KAJIAN 'AQIDAH WASITHIYYAH (11)



[Penetapan Sifat “Ar-Rahmah” (kasih sayang) Bagi Allah]
Sifat “Ar-Rahmah” (rahmat/kasih sayang) bagi Allah telah ditetapkan dalam Al-Qur’an dan As-Sunnah, sehingga sebagaimana kaidah yang telah disebutkan di awal: tidak boleh menolak sifat “Ar-Rahmah” ini (Ta’thil), tidak boleh menyamakannya dengan sifat makhluk-Nya (Tamtsil), dan tidak perlu dita’wil/tahrif (diselewengkan pada makna lain).
Rahmat (kasih sayang) Allah tidaklah sama dengan kasih sayang makhluk-Nya, sehingga tidak perlu diselewengkan menjadi “iraadah” (keinginan); yakni: “Iraadatul In’aam” (keinginan untuk memberikan nikmat”.
[1]- Pembahasan Ayat Pertama
{بِسْمِ اللهِ الرَّحْـمٰنِ الرَّحِيْمِ}
“Dengan nama Allah, Yang Maha Pengasih, Maha Penyayang.” (QS. Al-Fatihah: 1)
Di dalam ayat ini ada beberapa pembahasan:
(1)- Allah telah mengawali Kitab-Nya (Al-Qur’an) dengan:
بِسْمِ اللهِ الرَّحْـمٰنِ الرَّحِيْمِ
Demikian juga Nabi shallallaahu ‘alaihi wa sallam memulai dengannya -ketika menulis surat-suratnya-.
(2)- Ketika kita mengucapkannya; maka kita meminta pertolongan kepada Allah dalam amalan yang akan kita lakukan. Sehingga jika kita mengawali tulisan kita dengan Bismillaah; maka berarti kita minta pertolongan kepada Allah dalam kita menulis, jika kita mulai membaca dengan Bismillaah; maka berarti kita minta pertolongan kepada Allah dalam kita membaca, dan seterusnya dari amalan-amalan yang lainnya.

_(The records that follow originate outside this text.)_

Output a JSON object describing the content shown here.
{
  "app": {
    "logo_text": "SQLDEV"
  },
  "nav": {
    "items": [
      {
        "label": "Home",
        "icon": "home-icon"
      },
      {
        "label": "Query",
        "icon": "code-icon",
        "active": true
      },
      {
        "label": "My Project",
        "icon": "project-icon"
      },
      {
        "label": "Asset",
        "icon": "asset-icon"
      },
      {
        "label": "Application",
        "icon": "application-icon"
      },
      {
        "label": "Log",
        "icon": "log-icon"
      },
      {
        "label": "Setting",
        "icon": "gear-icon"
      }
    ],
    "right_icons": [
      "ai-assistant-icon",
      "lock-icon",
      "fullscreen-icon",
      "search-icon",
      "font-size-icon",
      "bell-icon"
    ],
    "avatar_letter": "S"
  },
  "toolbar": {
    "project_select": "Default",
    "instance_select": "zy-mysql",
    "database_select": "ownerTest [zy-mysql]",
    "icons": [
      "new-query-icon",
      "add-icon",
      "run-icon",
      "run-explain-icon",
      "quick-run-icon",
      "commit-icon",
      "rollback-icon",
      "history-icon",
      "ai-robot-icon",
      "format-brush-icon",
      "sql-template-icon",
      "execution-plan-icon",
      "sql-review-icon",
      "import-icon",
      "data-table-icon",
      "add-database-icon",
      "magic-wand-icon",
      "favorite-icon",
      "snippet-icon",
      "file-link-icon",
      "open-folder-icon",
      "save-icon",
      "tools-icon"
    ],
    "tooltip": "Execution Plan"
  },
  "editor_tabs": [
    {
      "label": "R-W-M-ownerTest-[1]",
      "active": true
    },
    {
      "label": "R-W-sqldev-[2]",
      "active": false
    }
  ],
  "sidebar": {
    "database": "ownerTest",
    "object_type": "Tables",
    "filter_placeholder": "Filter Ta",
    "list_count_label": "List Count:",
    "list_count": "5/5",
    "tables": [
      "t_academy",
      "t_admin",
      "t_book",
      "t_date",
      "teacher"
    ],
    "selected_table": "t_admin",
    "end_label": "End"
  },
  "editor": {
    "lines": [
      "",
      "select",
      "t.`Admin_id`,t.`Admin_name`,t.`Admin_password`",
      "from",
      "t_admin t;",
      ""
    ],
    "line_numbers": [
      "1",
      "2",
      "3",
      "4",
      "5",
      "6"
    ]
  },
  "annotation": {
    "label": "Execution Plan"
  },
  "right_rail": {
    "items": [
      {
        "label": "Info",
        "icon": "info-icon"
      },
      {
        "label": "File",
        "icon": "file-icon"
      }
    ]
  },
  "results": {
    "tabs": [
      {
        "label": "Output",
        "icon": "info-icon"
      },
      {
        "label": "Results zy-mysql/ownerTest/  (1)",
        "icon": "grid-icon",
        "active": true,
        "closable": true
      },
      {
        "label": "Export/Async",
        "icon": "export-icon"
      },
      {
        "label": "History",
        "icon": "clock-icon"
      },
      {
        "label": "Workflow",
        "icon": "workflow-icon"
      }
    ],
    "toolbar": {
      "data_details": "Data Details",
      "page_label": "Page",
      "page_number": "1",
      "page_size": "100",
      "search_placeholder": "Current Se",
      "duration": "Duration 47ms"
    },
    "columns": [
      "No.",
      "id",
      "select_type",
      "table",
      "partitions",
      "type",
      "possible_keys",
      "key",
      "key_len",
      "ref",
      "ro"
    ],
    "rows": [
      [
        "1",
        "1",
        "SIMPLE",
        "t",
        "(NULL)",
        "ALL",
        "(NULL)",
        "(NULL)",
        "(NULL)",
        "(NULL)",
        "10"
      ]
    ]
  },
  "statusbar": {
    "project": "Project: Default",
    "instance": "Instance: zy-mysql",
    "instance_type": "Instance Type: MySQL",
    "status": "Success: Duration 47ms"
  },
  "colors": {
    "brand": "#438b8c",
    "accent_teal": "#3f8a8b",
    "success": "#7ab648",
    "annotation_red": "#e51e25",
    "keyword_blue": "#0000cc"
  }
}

(3)- Di dalam ayat ini terdapat 3 (tiga) nama Allah; yaitu:
1. “Allaah”; dan nama ini mengandung sifat “Al-Uluuhiyyah”; yakni: hak untuk diibadahi.
2. “Ar-Rahmaan” (Maha Pengasih), yang mengandung sifat “Ar-Rahmah” (rahmat/kasih sayang).
3. “Ar-Rahiim” (Maha Penyayang), yang juga mengandung sifat “Ar-Rahmah” (rahmat/kasih sayang).
(4)- Perbedaan antara nama “Ar-Rahmaan” dan “Ar-Rahiim”
“Ar-Rahmaan” menunjukkan bahwa Allah memiliki sifat “Ar-Rahmah” (kasih sayang) pada Dzat-Nya. Adapun “Ar-Rahiim”; maka ada keterkaitannya dengan yang dirahmati; yaitu makhluk-makhluk Allah yang dirahmati-Nya.
(5)- Faedah yang bisa diambil dari ayat ini untuk keseharian kita:
1. Kita senantiasa “Isti’aanah” (meminta tolong) kepada Allah dalam kegiatan kita, di antara caranya adalah dengan membaca Bismillaah.
2. Kita senantiasa mengharapkan rahmat (kasih sayang) dari Allah.
[2]- Pembahasan Ayat Kedua
{... رَبَّنَا وَسِعْتَ كُلَّ شَيْءٍ رَحْمَةً وَعِلْمًا...}
“Ya Rabb kami, rahmat dan ilmu yang ada pada-Mu meliputi segala sesuatu…” (Al-Mukmin: 7)
    Di sini ada beberapa pembahasan:
(1)- Ayat ini adalah tentang para malaikat yang memikul ‘Arsy dan yang di sekelilingnya, yang bertasbih kepada Allah dengan memuji-Nya, dan memintakan ampun bagi orang-orang yang beriman; maka di antara perkataan mereka:
{... رَبَّنَا وَسِعْتَ كُلَّ شَيْءٍ رَحْمَةً وَعِلْمًا...}
“Ya Rabb kami, rahmat dan ilmu yang ada pada-Mu meliputi segala sesuatu…” (Al-Mukmin: 7)
(2)- Ayat ini menunjukkan bahwa Rahmat Allah mengenai seluruh makhluk-Nya; baik mukmin maupun kafir, karena Rahmat Allah di sini digandengkan dengan ilmu-Nya yang meliputi segala sesuatu. Sehingga rahmat ini disebut dengan Rahmat ‘Aammah (rahmat yang umum).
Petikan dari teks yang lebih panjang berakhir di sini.